Efforts to coordinate human rights NGOs have all ended up in failure mainly if not exclusively on the issue of minorities. A first NGO Coordination emerged in 1995, on the occasion of the Council of Europe's campaign against racism: the government approved National Commission was to exclude the minorities, but the reaction by some NGOs to the Council of Europe led the latter to impose minority NGOs on the Greek Commission When, though, a year later a ten-point appeal on human and minority rights was published, only half a dozen NGOs signed it, because it called, inter alia, for the recognition of national minorities. In 1997, a Forum of NGOs was launched under the auspices of the state Secretariat for Youth: when faced with the issue of admitting Macedonian and Turkish organizations, the Forum underwent a crisis and eventually dissolved itself in mid-1999. Crucial for such development was the role of the Secretary General for Youth who expressed openly its disavowal and even accused some NGOs of undermining Greece's interests and aligning themselves with "Turkey's chauvinist and obscurantist plans."

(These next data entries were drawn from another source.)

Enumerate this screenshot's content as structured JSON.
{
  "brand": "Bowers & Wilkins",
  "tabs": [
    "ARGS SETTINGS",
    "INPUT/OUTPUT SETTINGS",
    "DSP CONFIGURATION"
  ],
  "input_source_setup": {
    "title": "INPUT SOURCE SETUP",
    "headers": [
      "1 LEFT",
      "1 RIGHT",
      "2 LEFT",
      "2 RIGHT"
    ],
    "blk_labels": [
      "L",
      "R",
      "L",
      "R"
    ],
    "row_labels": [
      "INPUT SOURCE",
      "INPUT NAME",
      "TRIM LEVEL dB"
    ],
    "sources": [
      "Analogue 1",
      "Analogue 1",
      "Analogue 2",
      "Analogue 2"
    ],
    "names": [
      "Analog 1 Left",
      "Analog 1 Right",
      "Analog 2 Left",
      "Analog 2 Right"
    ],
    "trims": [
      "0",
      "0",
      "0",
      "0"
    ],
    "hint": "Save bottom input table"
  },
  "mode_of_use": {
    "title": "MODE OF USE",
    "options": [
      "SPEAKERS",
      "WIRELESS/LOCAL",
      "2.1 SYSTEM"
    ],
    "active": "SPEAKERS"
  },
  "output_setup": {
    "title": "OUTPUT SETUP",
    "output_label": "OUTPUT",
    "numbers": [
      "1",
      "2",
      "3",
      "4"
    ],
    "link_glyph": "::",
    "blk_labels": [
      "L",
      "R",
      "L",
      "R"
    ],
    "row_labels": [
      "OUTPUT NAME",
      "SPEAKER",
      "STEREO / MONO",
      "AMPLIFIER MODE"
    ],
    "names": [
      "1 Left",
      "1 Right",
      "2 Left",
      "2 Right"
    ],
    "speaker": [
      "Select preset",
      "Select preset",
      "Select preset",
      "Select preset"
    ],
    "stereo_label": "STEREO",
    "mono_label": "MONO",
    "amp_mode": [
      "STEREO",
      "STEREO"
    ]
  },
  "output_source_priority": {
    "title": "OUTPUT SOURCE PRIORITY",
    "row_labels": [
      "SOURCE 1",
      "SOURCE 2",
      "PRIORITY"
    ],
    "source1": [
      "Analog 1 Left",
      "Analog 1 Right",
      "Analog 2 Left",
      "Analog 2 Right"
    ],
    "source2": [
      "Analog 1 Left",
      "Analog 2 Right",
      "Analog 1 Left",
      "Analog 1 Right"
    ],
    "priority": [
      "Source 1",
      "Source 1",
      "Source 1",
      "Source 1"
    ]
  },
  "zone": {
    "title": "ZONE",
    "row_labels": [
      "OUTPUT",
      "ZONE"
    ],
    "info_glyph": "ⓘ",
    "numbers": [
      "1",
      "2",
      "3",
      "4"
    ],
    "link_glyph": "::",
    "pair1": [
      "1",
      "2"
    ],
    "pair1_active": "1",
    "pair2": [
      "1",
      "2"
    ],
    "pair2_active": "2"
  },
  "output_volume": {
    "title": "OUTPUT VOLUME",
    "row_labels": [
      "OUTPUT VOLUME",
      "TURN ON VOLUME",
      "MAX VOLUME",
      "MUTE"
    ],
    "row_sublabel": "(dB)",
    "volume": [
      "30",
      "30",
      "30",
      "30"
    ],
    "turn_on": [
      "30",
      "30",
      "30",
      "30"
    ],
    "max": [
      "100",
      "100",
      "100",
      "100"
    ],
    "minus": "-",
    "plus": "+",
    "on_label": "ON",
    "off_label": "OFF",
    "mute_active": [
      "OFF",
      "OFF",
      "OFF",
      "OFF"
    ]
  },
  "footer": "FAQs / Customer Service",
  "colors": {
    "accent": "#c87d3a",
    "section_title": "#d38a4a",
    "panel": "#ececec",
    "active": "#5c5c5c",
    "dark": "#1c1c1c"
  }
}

So, when a month later, the three Turkish minority deputies in the Greek Parliament and ten Macedonian and Turkish groups signed an appeal for the recognition of these minorities and the unconditional ratification of the Framework Convention for the Protection of National Minorities, there were only three NGOs that joined them including Greek Helsinki Monitor (GHM), Minority Rights Group - Greece (MRG-G). The appeal led to a backlash and extensive hate speech against the signatories, but hardly any other human rights NGO raised its voice just to protest against such reactions, even after the Foreign Minister George Papandreou himself made statements in favor of minority rights.

One group that criticized the attacks against the minority deputies (but was silent about the co-signatory NGOs) was the Network for Civil and Political Rights. It is a leftist political movement which may not be very active on minority rights, but openly supports the right of self-determination of Turks and, with some reservations for their name, Macedonians. It has however been carrying out significant work in the field of immigrants' rights where it has been behind a successful Coordination of many civic rights and migrant organizations. Given the extreme weakness of the immigrants' own organizations, the Coordination has been their vocal spokesperson for their legalization and subsequently the latter's implementation in Greece.

The situation concerning NGOs in Greece is almost schizophrenic. The Foreign Minister, apparently fully backed by Prime Minister Costas Simitis, is trying to steer Greece towards a modern human rights and foreign policy, ridden of the insecure and hence xenophobic elements that had dominated it until now. Papandreou praises civil society and convincingly states that "had I not been a politician I would have been working in an NGO." The Greek delegation to the OSCE Review Meetings publicly welcomes the still thorough yet constructive criticism of Greece's human rights record by Greek NGOs, though understandably it does not always agree with its content, and praises these NGOs. The latter in turn have repeatedly acknowledged the Foreign Ministry's and the Prime Minister's goodwill, adding that it is though not sufficient to help change the attitude of the rest of the public administration.

Back in Greece, such statements and declarations remain unreported, and so does the very "inconvenient" to all intolerant circles statement of implicit support to Papandreou's new minority policy by OSCE's High Commissioner on National Minorities Max van der Stoel. On the other hand, genuine NGOs and the Foreign Minister, along sometimes with some independent intellectuals and few modernist politicians, continue to be subjected to harsh, and frequently slandering, attacks from many circles. They include conservatives like the Greek Orthodox Church, but also a large section of the governing party (a score of Central Committee members asked in August for Papandreou's resignation), most opposition parties and politicians, and, directly or indirectly, most media and intellectuals. "Greeklings" is the preferred term used to describe all of them, not only by the notoriously nationalistic and intolerant Archbishop Christodoulos, but also by Papandreou's predecessor and still member of PASOK's Executive Bureau Theodore Pangalos.